A tiny tiny bit on the KL divergence

We haven't had too much time this course to talk about information theory, but it is good to have a bit of an idea of what this value measures.

Above we said entropy, $H(p)$, is a value of unpredictability in a system. Another way to think of it is the amount of 'surprise' in a system. If variables are completely uniformly random, you are always surprised to what value you might get when making an observation. If there is some unevenness in the distribution, you would be less surprised to see higher probability variables than others (and thus the average amount of surprise, or entropy is lower).

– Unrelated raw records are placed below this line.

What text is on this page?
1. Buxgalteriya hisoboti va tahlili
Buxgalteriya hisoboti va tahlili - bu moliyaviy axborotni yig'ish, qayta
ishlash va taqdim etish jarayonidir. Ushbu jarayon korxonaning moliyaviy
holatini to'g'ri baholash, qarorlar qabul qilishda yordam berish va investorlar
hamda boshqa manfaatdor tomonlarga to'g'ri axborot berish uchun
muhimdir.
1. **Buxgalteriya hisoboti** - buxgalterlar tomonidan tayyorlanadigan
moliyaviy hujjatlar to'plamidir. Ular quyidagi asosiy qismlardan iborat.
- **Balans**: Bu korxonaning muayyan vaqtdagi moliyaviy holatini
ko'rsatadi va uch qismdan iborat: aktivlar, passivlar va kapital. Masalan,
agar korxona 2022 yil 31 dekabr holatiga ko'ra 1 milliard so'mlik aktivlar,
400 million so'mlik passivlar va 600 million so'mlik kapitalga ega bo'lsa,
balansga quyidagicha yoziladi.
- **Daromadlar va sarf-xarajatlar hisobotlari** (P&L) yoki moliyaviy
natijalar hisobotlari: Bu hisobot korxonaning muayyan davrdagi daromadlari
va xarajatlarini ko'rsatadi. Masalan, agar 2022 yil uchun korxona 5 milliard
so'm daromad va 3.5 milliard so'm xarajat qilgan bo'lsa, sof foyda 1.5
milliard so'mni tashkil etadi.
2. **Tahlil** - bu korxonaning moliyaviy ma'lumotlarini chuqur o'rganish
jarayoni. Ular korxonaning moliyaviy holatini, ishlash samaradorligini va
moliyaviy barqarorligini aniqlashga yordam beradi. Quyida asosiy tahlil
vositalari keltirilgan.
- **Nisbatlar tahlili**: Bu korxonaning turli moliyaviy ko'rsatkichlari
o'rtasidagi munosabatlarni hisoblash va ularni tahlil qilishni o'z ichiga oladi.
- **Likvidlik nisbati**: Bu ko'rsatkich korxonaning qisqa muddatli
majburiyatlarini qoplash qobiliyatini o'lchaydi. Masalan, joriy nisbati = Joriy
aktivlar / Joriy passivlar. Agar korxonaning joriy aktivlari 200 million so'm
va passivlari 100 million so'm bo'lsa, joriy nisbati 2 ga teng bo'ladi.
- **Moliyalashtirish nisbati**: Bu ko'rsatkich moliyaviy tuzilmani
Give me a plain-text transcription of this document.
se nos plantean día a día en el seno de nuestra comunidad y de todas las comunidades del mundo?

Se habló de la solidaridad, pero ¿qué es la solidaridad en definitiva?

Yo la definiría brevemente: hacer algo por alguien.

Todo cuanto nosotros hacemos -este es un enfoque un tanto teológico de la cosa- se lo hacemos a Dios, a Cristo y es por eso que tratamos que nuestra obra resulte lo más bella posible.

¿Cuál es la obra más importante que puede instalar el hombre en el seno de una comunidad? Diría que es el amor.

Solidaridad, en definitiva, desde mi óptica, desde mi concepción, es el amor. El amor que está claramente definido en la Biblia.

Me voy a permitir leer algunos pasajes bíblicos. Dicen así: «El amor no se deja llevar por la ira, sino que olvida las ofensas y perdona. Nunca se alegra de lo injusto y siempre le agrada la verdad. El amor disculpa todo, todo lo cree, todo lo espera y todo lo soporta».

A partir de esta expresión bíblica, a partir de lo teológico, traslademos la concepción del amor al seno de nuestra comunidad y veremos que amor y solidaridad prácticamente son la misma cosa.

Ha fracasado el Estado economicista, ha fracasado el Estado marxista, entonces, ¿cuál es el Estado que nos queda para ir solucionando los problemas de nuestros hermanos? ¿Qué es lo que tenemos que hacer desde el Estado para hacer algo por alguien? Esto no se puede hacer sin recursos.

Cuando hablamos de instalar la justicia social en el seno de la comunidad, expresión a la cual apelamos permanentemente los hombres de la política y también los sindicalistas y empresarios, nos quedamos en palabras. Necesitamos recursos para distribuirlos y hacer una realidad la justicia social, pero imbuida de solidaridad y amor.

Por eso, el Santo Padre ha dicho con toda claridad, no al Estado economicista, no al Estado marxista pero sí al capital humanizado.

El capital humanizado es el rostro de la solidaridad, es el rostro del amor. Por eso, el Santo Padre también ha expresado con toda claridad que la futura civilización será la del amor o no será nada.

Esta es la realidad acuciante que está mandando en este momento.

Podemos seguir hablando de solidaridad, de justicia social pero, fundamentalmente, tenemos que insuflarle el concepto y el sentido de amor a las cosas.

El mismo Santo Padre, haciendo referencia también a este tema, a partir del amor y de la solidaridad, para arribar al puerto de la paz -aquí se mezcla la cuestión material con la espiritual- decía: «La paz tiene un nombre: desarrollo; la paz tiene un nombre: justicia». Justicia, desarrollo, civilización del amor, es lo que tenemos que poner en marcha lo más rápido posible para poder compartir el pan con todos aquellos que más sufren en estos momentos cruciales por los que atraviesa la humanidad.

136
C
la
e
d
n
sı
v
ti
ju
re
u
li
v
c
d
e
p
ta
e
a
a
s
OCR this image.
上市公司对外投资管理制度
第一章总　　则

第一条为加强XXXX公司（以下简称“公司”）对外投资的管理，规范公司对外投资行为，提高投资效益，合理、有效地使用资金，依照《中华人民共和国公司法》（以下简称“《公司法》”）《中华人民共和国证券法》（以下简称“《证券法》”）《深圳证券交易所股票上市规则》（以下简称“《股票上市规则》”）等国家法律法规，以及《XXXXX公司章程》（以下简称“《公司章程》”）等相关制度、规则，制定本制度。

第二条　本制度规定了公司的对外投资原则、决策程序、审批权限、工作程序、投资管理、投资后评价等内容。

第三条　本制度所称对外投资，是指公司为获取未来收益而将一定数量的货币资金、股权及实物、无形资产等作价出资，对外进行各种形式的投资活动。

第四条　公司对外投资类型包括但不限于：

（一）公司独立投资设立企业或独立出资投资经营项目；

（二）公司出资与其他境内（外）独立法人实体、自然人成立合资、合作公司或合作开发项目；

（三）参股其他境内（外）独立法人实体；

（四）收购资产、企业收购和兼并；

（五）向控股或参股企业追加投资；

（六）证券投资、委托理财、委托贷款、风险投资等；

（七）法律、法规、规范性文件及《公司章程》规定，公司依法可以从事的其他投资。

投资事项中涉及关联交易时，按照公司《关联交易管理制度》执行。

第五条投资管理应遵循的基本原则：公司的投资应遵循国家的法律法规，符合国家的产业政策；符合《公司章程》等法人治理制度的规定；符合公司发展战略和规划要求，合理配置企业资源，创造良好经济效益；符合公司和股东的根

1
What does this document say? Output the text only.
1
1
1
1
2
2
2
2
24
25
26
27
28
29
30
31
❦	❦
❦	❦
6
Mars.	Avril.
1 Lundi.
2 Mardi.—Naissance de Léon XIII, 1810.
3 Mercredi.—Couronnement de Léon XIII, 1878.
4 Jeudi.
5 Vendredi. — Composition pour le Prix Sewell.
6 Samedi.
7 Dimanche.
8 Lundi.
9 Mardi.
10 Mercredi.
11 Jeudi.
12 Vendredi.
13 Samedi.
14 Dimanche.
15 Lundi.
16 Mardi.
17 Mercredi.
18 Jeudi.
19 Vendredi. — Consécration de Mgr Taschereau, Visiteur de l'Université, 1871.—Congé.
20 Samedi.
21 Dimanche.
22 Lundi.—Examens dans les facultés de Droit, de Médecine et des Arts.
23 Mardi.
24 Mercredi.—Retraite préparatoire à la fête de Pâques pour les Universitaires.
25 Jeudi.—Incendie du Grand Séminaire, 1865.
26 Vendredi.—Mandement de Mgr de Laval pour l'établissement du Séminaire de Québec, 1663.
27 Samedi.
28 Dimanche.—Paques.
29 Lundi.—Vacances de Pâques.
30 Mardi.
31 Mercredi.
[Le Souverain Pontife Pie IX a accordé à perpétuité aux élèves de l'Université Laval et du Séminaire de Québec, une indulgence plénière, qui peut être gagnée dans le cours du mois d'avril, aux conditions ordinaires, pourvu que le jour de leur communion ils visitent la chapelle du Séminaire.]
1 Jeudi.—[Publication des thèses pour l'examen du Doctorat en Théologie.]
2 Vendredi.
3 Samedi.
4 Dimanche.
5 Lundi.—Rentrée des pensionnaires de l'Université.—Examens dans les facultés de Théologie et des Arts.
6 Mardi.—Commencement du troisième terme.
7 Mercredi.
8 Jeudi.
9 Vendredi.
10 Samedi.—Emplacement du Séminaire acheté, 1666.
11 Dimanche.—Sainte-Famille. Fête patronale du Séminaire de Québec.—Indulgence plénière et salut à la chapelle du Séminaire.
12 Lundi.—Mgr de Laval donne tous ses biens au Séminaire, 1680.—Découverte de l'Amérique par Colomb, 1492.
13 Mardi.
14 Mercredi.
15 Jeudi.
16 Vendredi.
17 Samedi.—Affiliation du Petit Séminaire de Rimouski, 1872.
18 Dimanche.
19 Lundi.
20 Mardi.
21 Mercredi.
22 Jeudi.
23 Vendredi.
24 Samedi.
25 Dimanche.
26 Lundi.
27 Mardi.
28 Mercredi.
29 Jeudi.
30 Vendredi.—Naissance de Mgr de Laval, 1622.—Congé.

The KL divergence measures the extra amount of surprise you get when you need to look at both distribution p and distribution q. We can decompose it into entropy:

$$ KL(p\vert\vert q) = H(p,q) - H(p) $$

Where $H(p,q)$ is the cross-entropy between distributions p and q. The cross entropy measures how much information, or surpirise in q can tell us about p. If the distribution q describes distribution p, then there is no extra surprise and the KL divergence is 0. This is a good metric for this problem since we want this 2-dimensional distribution q to describe this high dimensional distribution p as closely as possible!